10.5.13

Asterión

















Asterión, Asterión. Eres todo fortaleza, pero ya es sabido que la bestia cae derribada con frecuencia ante la apacibilidad de la durmiente. Aparentas fiereza durante las horas diurnas y en la vigilia constante que despliegas ante los intrusos. Mas te vuelves tierno cuando la noche acecha. Conoces mejor que nadie el recorrido del laberinto, aunque a veces te sientes perdido dentro de él, porque en la costumbre está la trampa. No hay una configuración fija, inalterable, eterna. Cada día se modifican las calles, se enervan las alturas, se trazan las travesías, nacen espontáneos los callejones sin salida. Tal vez incluso se amplía el perímetro de sus murallas y de sus recovecos. Y cada jornada tienes siempre algo que aprender de su expansión. Es tu hábitat. Pero no por crecer hallas más libertad de movimientos en su áspero seno. 

Cierto que te llegan aromas de otro mundo. El viento que se cuela en el laberinto huele unos días a mar, otros a trigo, otros a foro donde se exhibe el labris, otros a barrio donde bulle el gentío. Cierto que traspasan los muros de tu bosque cerrado los sonidos del más allá. El aire puede transportarte canciones de juegos infantiles, súplicas de madres, llantos de amantes robados, baladas de pastores que otean los paisajes abiertos que tú añoras tanto desde que te fueron privados, cantos guerreros de ejércitos que podrán imponerse a sus vecinos pero que no han podido todavía contigo. Cierto que iluminan tu cielo el tránsito juguetón de las nubes, el raso azul del cielo, el ardor implacable del sol, el apaciguador tejido de las estrellas. De alguna manera te recompensan de tu destino desdichado. 

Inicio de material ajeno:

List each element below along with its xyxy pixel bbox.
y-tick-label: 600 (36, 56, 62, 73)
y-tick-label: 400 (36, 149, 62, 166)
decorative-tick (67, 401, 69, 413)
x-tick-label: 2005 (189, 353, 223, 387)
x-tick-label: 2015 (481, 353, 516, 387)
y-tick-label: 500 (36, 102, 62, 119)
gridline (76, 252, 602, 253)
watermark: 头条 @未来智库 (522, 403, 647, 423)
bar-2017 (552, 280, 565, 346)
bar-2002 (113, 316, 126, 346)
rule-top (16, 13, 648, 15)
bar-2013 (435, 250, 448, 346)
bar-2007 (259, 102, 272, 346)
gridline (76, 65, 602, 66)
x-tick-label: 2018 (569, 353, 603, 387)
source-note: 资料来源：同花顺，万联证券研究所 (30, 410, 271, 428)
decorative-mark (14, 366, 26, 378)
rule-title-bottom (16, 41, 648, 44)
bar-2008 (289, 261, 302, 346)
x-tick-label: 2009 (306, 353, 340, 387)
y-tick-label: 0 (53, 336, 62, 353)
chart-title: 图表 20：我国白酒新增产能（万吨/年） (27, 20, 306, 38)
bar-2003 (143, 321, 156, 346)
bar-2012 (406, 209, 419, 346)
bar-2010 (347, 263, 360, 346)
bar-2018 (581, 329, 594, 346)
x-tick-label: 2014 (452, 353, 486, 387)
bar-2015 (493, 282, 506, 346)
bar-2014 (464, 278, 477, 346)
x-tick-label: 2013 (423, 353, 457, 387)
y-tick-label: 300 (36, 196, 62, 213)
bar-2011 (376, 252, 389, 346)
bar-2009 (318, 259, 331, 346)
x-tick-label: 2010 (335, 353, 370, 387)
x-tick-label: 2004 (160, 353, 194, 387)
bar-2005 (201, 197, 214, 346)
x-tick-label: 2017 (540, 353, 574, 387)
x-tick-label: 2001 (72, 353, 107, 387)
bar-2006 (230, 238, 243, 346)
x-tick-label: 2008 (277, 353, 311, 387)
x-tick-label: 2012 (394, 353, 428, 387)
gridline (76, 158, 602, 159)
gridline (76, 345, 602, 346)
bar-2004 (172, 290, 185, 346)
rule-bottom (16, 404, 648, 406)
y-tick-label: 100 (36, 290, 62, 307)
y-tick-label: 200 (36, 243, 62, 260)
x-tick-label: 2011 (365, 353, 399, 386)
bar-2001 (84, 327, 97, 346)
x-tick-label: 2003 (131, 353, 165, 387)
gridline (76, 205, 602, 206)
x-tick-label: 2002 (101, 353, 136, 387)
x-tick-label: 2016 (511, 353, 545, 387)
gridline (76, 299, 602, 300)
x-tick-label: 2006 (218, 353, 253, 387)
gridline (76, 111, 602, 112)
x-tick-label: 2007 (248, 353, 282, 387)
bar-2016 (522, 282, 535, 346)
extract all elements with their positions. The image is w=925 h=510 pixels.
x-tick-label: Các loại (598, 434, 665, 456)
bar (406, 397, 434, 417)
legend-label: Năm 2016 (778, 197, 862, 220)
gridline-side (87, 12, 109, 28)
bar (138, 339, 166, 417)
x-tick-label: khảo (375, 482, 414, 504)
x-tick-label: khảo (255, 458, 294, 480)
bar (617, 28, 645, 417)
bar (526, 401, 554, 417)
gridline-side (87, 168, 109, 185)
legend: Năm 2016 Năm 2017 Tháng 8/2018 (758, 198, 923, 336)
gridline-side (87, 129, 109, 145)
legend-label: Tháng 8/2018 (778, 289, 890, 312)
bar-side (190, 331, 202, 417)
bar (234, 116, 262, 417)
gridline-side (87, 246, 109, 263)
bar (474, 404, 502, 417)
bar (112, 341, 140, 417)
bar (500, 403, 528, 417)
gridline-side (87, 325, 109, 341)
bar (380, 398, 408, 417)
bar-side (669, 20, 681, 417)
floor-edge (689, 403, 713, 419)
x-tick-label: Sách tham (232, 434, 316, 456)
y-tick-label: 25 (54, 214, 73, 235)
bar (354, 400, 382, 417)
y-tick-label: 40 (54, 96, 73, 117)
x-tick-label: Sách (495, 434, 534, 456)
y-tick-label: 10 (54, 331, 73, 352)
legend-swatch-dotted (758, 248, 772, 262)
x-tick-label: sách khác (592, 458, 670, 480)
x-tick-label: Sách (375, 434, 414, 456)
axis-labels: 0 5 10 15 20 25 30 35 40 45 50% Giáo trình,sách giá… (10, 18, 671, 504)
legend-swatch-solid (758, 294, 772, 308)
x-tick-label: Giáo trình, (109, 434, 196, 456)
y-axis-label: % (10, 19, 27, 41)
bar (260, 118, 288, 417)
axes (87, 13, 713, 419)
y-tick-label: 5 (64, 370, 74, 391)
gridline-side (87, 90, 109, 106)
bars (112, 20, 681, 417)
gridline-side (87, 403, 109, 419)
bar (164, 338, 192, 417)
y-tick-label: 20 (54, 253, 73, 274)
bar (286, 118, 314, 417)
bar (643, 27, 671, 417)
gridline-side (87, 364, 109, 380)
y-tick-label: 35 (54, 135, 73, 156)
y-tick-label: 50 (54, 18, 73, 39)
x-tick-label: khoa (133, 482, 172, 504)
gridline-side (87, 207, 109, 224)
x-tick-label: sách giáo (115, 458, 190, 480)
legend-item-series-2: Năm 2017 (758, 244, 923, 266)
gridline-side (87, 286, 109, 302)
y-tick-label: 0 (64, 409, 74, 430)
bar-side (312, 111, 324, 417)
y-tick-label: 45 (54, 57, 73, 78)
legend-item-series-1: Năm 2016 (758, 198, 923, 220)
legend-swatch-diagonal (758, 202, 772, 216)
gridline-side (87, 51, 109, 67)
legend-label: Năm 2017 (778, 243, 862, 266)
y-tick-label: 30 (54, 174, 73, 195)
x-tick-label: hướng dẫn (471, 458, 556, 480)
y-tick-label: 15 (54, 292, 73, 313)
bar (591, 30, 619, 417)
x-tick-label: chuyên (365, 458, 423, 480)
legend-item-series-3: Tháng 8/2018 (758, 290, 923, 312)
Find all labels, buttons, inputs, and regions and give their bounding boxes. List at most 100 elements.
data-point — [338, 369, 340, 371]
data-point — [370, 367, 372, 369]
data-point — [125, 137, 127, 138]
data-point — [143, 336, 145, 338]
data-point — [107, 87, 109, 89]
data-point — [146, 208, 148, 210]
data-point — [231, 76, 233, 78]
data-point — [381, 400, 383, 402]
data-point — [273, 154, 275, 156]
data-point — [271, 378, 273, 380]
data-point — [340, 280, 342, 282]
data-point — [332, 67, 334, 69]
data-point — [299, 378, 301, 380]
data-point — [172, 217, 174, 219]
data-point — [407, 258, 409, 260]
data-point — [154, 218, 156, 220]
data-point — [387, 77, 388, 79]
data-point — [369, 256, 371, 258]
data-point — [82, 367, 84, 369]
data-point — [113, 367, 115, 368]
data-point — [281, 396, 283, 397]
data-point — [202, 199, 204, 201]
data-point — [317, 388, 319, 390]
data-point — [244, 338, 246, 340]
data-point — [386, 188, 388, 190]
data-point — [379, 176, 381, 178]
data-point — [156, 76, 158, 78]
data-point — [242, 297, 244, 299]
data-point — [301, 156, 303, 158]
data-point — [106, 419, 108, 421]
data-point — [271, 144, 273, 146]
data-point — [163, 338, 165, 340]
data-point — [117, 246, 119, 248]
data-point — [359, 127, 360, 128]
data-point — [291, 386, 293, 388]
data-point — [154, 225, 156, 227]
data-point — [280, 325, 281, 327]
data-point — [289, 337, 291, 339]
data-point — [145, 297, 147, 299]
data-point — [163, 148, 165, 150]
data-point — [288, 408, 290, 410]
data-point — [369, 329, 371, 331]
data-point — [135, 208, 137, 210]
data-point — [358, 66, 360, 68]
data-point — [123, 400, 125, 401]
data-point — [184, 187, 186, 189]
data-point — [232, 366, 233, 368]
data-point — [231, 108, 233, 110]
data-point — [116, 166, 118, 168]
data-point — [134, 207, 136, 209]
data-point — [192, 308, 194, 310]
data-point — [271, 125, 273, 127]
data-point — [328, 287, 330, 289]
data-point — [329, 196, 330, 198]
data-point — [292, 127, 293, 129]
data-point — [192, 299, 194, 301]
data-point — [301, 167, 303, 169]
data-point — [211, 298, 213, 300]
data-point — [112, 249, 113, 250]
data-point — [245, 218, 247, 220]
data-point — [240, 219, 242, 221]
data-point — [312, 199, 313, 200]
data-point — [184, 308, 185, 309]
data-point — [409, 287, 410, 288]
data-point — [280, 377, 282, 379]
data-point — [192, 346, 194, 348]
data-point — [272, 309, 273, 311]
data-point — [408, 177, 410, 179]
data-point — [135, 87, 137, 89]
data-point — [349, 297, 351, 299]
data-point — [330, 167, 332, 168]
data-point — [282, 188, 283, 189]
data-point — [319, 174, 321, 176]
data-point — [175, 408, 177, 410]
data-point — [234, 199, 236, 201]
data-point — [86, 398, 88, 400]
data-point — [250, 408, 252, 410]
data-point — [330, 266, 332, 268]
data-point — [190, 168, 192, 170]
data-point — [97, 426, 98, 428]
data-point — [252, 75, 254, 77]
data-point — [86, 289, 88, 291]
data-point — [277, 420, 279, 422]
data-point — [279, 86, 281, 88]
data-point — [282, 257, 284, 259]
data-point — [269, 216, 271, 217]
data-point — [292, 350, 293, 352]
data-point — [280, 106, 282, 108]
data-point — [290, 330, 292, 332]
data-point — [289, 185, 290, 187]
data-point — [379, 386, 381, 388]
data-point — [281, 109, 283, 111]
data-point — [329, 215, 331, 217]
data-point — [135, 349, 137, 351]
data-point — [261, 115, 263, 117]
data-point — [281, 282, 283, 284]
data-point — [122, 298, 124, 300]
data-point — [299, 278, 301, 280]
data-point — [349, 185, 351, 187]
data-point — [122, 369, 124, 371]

En ocasiones te preguntas cómo será todo ese territorio que está al otro lado de tu condena. Sientes su atracción. Sientes una llamada poderosa que, sin embargo, no puedes seguir. En el fondo, no quieres salir de tu inmensa cella. ¿Sabrías estar fuera de tu cubículo de sangre y semen? Probablemente tratarías de convertir en un dédalo inmenso todos los territorios que conquistases. Porque no tienes otra referencia. Porque has olvidado otra vida posible, aquella que anteriormente te fue negada. No pretendes liberarte de tu misma condición. No puedes traspasar las almenas ni atravesar las puertas que no se han construido. Por ello tratas de adecuar tu espacio con la simulación de una vida que no es. Haces frente a los competidores que juegan a héroes, pero acoges a las doncellas con la delicadeza y el respeto que corresponde a tu nobleza. Nada obtienes de ellas sin que ellas te lo concedan. Si con los infiltrados armados, que pretenden asesinarte a traición, te muestras inclemente y fiero, con las jóvenes entregadas por los reyes cobardes adoptas una actitud comprensiva. Ellos, que vienen a traer tu muerte, no se merecen la piedad. Ellas, que llegan para aplacar tu deseo, deben ser ensalzadas y es tu deber salvaguardar su existencia. Te burlas del martirio estéril de los jóvenes varones que han accedido a tus dominios. Pero admiras la profundidad del sueño al que la mujer, agotada por el miedo o la confusión, se deja vencer. Esa caricia en ciernes obra como un punto de contrición. ¿No es ése el resquicio de salvación que les queda siempre a los Minotauros?